There is a recognition of the failure of a fact-based model as the information explosion has put a tremendous amount of memorization pressure on students that is too much to ask. Technology might hold the answer by affording the opportunity to learn skills as opposed to assigning large memorization tasks ill-suited to real world activities. USNEWS.com reported:
Cheryl Hollinger has taught Advanced Placement biology at Central York High School in Pennsylvania for 17 years, plenty of time to see what isn't working. The amount of material covered is “overwhelming,” she says; the 1,280-page textbook “is way too big to go in depth.” Students go through the motions of their lab assignments without grasping why, and “the exam is largely a vocabulary test.” That all changes this fall, however, with a new curriculum that lasers in on just three body systems (down from 11); requires fewer but more creative biology labs, and entails an AP exam assessing reasoning skills rather than factoid recall. “I'm excited,” says Hollinger, who welcomes the prospect of getting students “to think and act like scientists.”8)
While there are positive policy developments, the conflict between the fact-based memorization model and the skill-based employment preparation model grows larger as the pace of technological advancement increases. An article titled “The Influence of Teachers' Technology Use on Instructional Practices” laid out the conflict:
Educators struggle with the problem of overcoming the inertia of instructioal practices in the traditional classroom (Trimble,2003). In these traditional classrooms, students are typically not provided with whole, dynamic learning experiences, but rather with limited, arbitrary activities. Schools frequently teach information from the various disciplines without providing adequate con-textual support with opportunities for students to apply what they are taught. “The resulting inauthenticity of classroom activity makes it difficult for children to see how school learning applies to their lives”9)

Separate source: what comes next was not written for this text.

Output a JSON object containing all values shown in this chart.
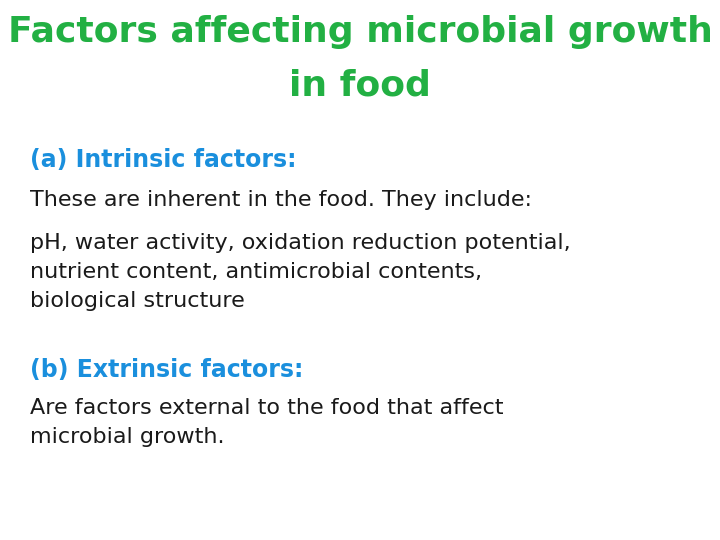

Technology in the classroom may be considered a tool for learning, as some might think but can also bring about a few issues. One issue being, the ability of teachers maintaining their students’ attention. Access to Internet, allows students the opportunity to research information rather than listen to their teacher’s lecture. Consequently, threatening the teacher’s ability to teach. This brings up the question, does technology help students? The article, “Most Powerful Tool in the Classroom” from Huffingtonpost.com reports:
“The hard truth is that the tech-savvy students of today do not want to be lectured to about facts they can instantly find with the click of a button on their smart phones. Siri can often give a more comprehensive answer than many of us on any given topic. Therefore, the honest truth is that HOW we teach must change. Making students memorize rote facts and regurgitate them is no longer sensible, and educators now have the opportunity to have students think much more critically, solve problems, and use their creativity in ways they never have been pushed to do in the past.”1)
It remains to be seen how much the relationship between facts and skills will change, but the chase for skill sets is pressuring strict memorization in a school setting, and technology has a role in the transformation. Oddly enough, test scores do not seem to be improving with added tech in classrooms, so the educational environment remains in constant flux.